Comscore Tracker

Pelajar Gowa Ikut Demo Diancam Tidak Dapat SKCK, LBH: Tidak Masuk Akal

17 pelajar SMA didaftar di Sistem Catatan Kepolisian

Makassar, IDN Times - Baru-baru ini Kepolisian Resor Gowa, Sulawesi Selatan, memberikan sanksi terhadap 17 pelajar SMA yang ikut serta dalam unjuk rasa di Kota Makassar. Para pelajar dimasukkan dalam daftar pelanggar di Sistem Catatan Kepolisian, sehingga terancam tidak dapat menerima Surat Keterangan Catatan Kepolisian (SKCK).

SKCK, diketahui merupakan produk negara mengenai riwayat tindakan kriminal. Surat ini biasanya diperlukan untuk melanjutkan pendidikan atau melamar pekerjaan.

"Apa yang telah dilakukan para pelajar ini merupakan sebuah pelanggaran, khususnya dalam Undang-undang Nomor 9 Tahun 1998. Maka dari itu, kami akan memasukkan nama-nama mereka dalam Sistem Catatan Kepolisian, sehingga nantinya mereka tidak akan dapat menerima SKCK," kata Kapolres Gowa AKBP Shinto Silitonga, dalam keterangan pers yang diterima IDN Times di Makassar, Rabu (2/10).

1. Ada 17 pelajar yang dimasukkan dalam Sistem Catatan Kepolisian

Pelajar Gowa Ikut Demo Diancam Tidak Dapat SKCK, LBH: Tidak Masuk AkalHumas Polres Gowa

Sebanyak 17 pelajar asal Kabupaten Gowa, terjaring oleh petugas Polda Sulsel saat mengikuti aksi unjuk rasa di Makassar, Kamis (26/9) pekan lalu. Mereka ikut dalam gelombang demonstrasi mahasiswa dan aliansi masyarakat, yang menentang sejumlah kebijakan Pemerintah dan DPR.

Para pelajar sudah diperiksa dan didata identitasnya. Polisi juga mengambil keterangan mereka, soal maksud dan tujuan ikut bergabung dalam aksi unjuk rasa.

Kepala Satuan Intelkam Polres Gowa AKP A Mahdinpat mengatakan, 17 pelajar SMA berasal dari dua sekolah berbeda.
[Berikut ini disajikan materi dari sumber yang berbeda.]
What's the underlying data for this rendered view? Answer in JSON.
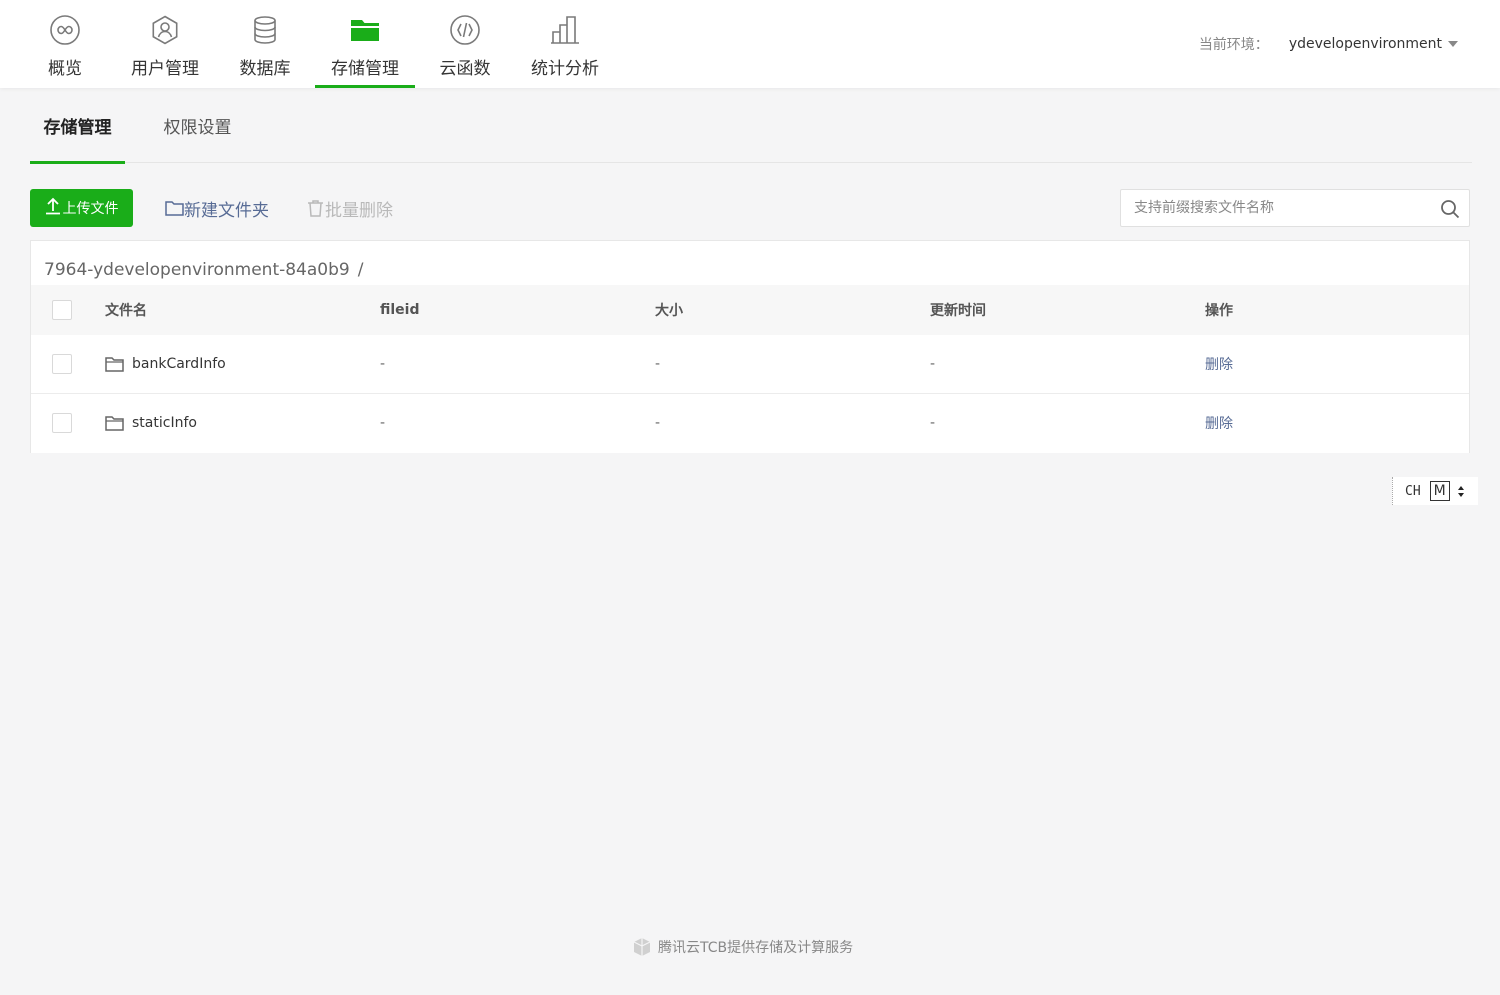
{
  "nav": {
    "items": [
      {
        "label": "概览",
        "icon": "infinity-icon"
      },
      {
        "label": "用户管理",
        "icon": "user-icon"
      },
      {
        "label": "数据库",
        "icon": "database-icon"
      },
      {
        "label": "存储管理",
        "icon": "folder-icon"
      },
      {
        "label": "云函数",
        "icon": "code-icon"
      },
      {
        "label": "统计分析",
        "icon": "bar-chart-icon"
      }
    ],
    "active_index": 3
  },
  "env": {
    "label": "当前环境：",
    "value": "ydevelopenvironment"
  },
  "subtabs": {
    "storage": "存储管理",
    "permissions": "权限设置",
    "active": "storage"
  },
  "toolbar": {
    "upload_label": "上传文件",
    "new_folder_label": "新建文件夹",
    "batch_delete_label": "批量删除",
    "search_placeholder": "支持前缀搜索文件名称",
    "search_value": ""
  },
  "table": {
    "breadcrumb": "7964-ydevelopenvironment-84a0b9",
    "breadcrumb_sep": "/",
    "columns": {
      "name": "文件名",
      "fileid": "fileid",
      "size": "大小",
      "updated": "更新时间",
      "actions": "操作"
    },
    "rows": [
      {
        "name": "bankCardInfo",
        "fileid": "-",
        "size": "-",
        "updated": "-",
        "action": "删除"
      },
      {
        "name": "staticInfo",
        "fileid": "-",
        "size": "-",
        "updated": "-",
        "action": "删除"
      }
    ]
  },
  "ime": {
    "lang": "CH",
    "mode": "M"
  },
  "footer": {
    "text": "腾讯云TCB提供存储及计算服务"
  },
  "colors": {
    "accent": "#1aad19",
    "link": "#576b95",
    "disabled": "#b9b9b9",
    "background": "#f5f5f6"
  }
}
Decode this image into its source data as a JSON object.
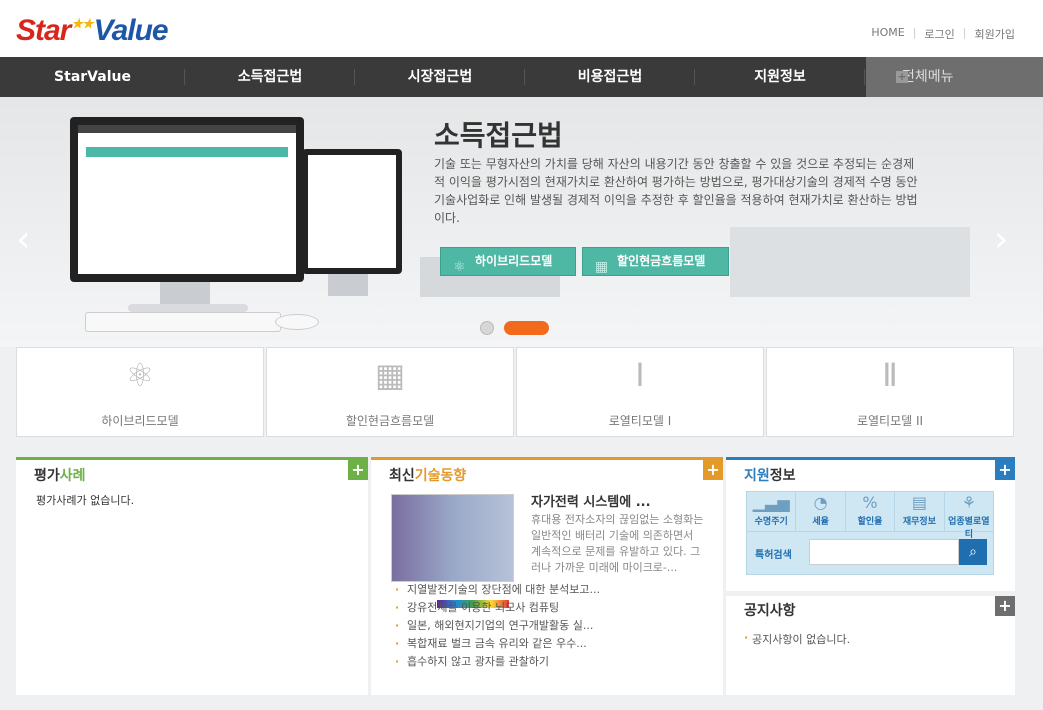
{
  "header": {
    "logo": {
      "part1": "Star",
      "part2": "Value"
    },
    "links": [
      "HOME",
      "로그인",
      "회원가입"
    ]
  },
  "nav": {
    "items": [
      "StarValue",
      "소득접근법",
      "시장접근법",
      "비용접근법",
      "지원정보"
    ],
    "all_menu": "전체메뉴"
  },
  "visual": {
    "title": "소득접근법",
    "description": "기술 또는 무형자산의 가치를 당해 자산의 내용기간 동안 창출할 수 있을 것으로 추정되는 순경제적 이익을 평가시점의 현재가치로 환산하여 평가하는 방법으로, 평가대상기술의 경제적 수명 동안 기술사업화로 인해 발생될 경제적 이익을 추정한 후 할인율을 적용하여 현재가치로 환산하는 방법이다.",
    "buttons": [
      {
        "label": "하이브리드모델",
        "icon": "atom-icon"
      },
      {
        "label": "할인현금흐름모델",
        "icon": "bricks-icon"
      }
    ],
    "slide_count": 2,
    "active_slide": 2
  },
  "models": [
    {
      "label": "하이브리드모델",
      "icon": "atom-icon"
    },
    {
      "label": "할인현금흐름모델",
      "icon": "bricks-icon"
    },
    {
      "label": "로열티모델 I",
      "icon": "medal-1-icon"
    },
    {
      "label": "로열티모델 II",
      "icon": "medal-2-icon"
    }
  ],
  "panels": {
    "cases": {
      "title_a": "평가",
      "title_b": "사례",
      "empty": "평가사례가 없습니다.",
      "color": "#6db046"
    },
    "trends": {
      "title_a": "최신",
      "title_b": "기술동향",
      "color": "#e39a2a",
      "featured_title": "자가전력 시스템에 ...",
      "featured_summary": "휴대용 전자소자의 끊임없는 소형화는 일반적인 배터리 기술에 의존하면서 계속적으로 문제를 유발하고 있다. 그러나 가까운 미래에 마이크로-...",
      "items": [
        "지열발전기술의 장단점에 대한 분석보고...",
        "강유전체를 이용한 뇌모사 컴퓨팅",
        "일본, 해외현지기업의 연구개발활동 실...",
        "복합재료 벌크 금속 유리와 같은 우수...",
        "흡수하지 않고 광자를 관찰하기"
      ]
    },
    "support": {
      "title_a": "지원",
      "title_b": "정보",
      "color": "#2a7ec0",
      "icons": [
        {
          "label": "수명주기",
          "icon": "bar-chart-icon"
        },
        {
          "label": "세율",
          "icon": "pie-chart-icon"
        },
        {
          "label": "할인율",
          "icon": "percent-icon"
        },
        {
          "label": "재무정보",
          "icon": "finance-icon"
        },
        {
          "label": "업종별로열티",
          "icon": "ribbon-icon"
        }
      ],
      "patent_label": "특허검색",
      "patent_placeholder": ""
    },
    "notice": {
      "title": "공지사항",
      "empty": "공지사항이 없습니다."
    }
  }
}
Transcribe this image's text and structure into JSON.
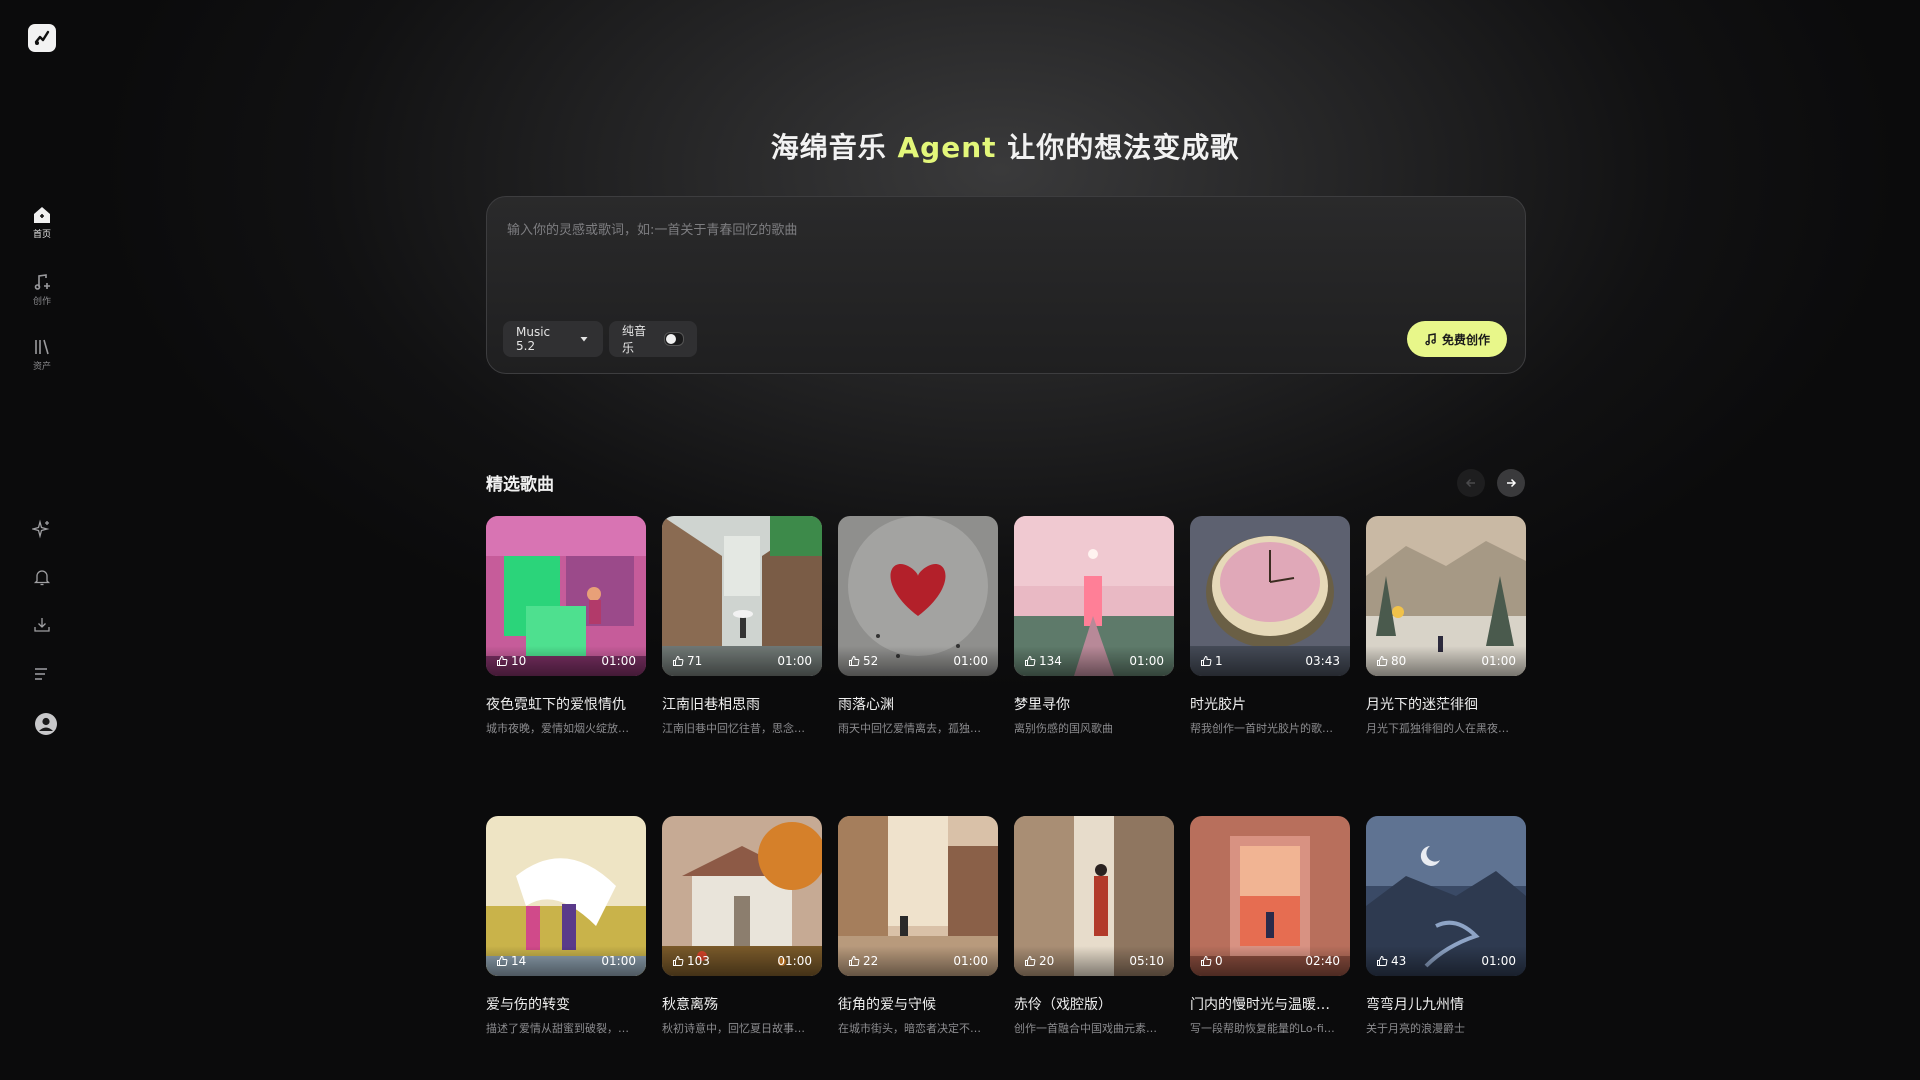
{
  "sidebar": {
    "nav": [
      {
        "label": "首页",
        "icon": "home-icon",
        "active": true
      },
      {
        "label": "创作",
        "icon": "music-note-plus-icon",
        "active": false
      },
      {
        "label": "资产",
        "icon": "library-icon",
        "active": false
      }
    ],
    "tools": [
      "sparkle-icon",
      "bell-icon",
      "download-icon",
      "list-icon",
      "user-avatar-icon"
    ]
  },
  "hero": {
    "title_part1": "海绵音乐 ",
    "title_accent": "Agent",
    "title_part2": " 让你的想法变成歌",
    "accent_color": "#e3f77a"
  },
  "prompt": {
    "placeholder": "输入你的灵感或歌词，如:一首关于青春回忆的歌曲",
    "value": "",
    "model_label": "Music 5.2",
    "pure_music_label": "纯音乐",
    "pure_music_on": false,
    "create_label": "免费创作"
  },
  "featured": {
    "title": "精选歌曲",
    "songs": [
      {
        "title": "夜色霓虹下的爱恨情仇",
        "desc": "城市夜晚，爱情如烟火绽放…",
        "likes": "10",
        "duration": "01:00"
      },
      {
        "title": "江南旧巷相思雨",
        "desc": "江南旧巷中回忆往昔，思念…",
        "likes": "71",
        "duration": "01:00"
      },
      {
        "title": "雨落心渊",
        "desc": "雨天中回忆爱情离去，孤独…",
        "likes": "52",
        "duration": "01:00"
      },
      {
        "title": "梦里寻你",
        "desc": "离别伤感的国风歌曲",
        "likes": "134",
        "duration": "01:00"
      },
      {
        "title": "时光胶片",
        "desc": "帮我创作一首时光胶片的歌…",
        "likes": "1",
        "duration": "03:43"
      },
      {
        "title": "月光下的迷茫徘徊",
        "desc": "月光下孤独徘徊的人在黑夜…",
        "likes": "80",
        "duration": "01:00"
      },
      {
        "title": "爱与伤的转变",
        "desc": "描述了爱情从甜蜜到破裂，…",
        "likes": "14",
        "duration": "01:00"
      },
      {
        "title": "秋意离殇",
        "desc": "秋初诗意中，回忆夏日故事…",
        "likes": "103",
        "duration": "01:00"
      },
      {
        "title": "街角的爱与守候",
        "desc": "在城市街头，暗恋者决定不…",
        "likes": "22",
        "duration": "01:00"
      },
      {
        "title": "赤伶（戏腔版）",
        "desc": "创作一首融合中国戏曲元素…",
        "likes": "20",
        "duration": "05:10"
      },
      {
        "title": "门内的慢时光与温暖…",
        "desc": "写一段帮助恢复能量的Lo-fi…",
        "likes": "0",
        "duration": "02:40"
      },
      {
        "title": "弯弯月儿九州情",
        "desc": "关于月亮的浪漫爵士",
        "likes": "43",
        "duration": "01:00"
      }
    ]
  }
}
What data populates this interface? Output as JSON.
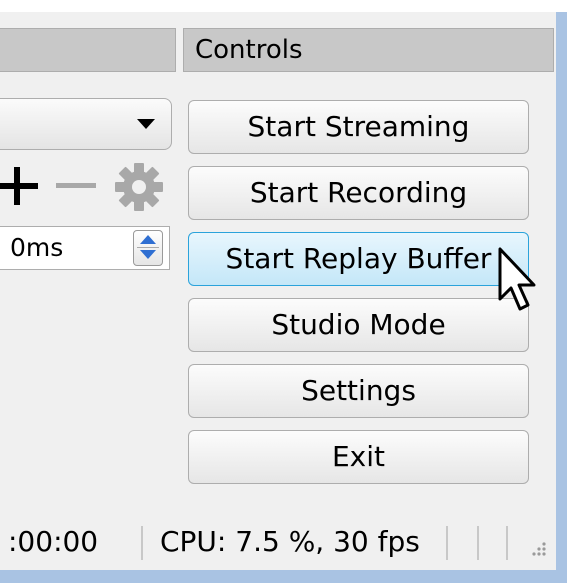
{
  "controls_dock": {
    "title": "Controls",
    "buttons": [
      {
        "id": "start-streaming",
        "label": "Start Streaming"
      },
      {
        "id": "start-recording",
        "label": "Start Recording"
      },
      {
        "id": "start-replay-buffer",
        "label": "Start Replay Buffer",
        "state": "hover"
      },
      {
        "id": "studio-mode",
        "label": "Studio Mode"
      },
      {
        "id": "settings",
        "label": "Settings"
      },
      {
        "id": "exit",
        "label": "Exit"
      }
    ]
  },
  "left_panel": {
    "dock_title": "",
    "spin_value": "0ms",
    "toolbar_icons": [
      "add-icon",
      "remove-icon",
      "gear-icon"
    ]
  },
  "status_bar": {
    "time": ":00:00",
    "cpu": "CPU: 7.5 %, 30 fps"
  },
  "colors": {
    "hover_border": "#2ba3db",
    "hover_fill": "#c4e7f8",
    "window_frame": "#a9c3e3",
    "spin_arrow": "#2f6fd2",
    "icon_gray": "#a8a8a8"
  }
}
Mereka rata-rata berusia 16 dan 17 tahun.

“Mereka berinisiatif sendiri karena melihat status instagram temannya tentang rencana aksi demonstrasi di DPRD Provinsi, serta ada pula ajakan dari temannya dari sekolah lain,” kata Kasat Intel Polres Gowa.

2. LBH: langkah Polres Gowa melanggar undang-undang

Pelajar Gowa Ikut Demo Diancam Tidak Dapat SKCK, LBH: Tidak Masuk AkalIDN Times/Sukma Shakti

Sanksi Polres Gowa terhadap para pelajar SMA yang ikut berdemonstrasi menuai sorotan Lembaga Bantuan Hukum (LBH) Makassar. Aktivis LBH Firmansyah menyebut langkah Polres Gowa merupakan pelanggaran terhadap undang-undang serta perbuatan semena-mena.

Firmansyah mempertanyakan dasar hukum pemberian sanksi. Adapun berdemonstrasi, menurut dia, adalah hak asasi manusia yang dijamin oleh konstitusi. Sehingga tidak ada alasan Polisi untuk mengancam para pelajar tak akan memberi SKCK.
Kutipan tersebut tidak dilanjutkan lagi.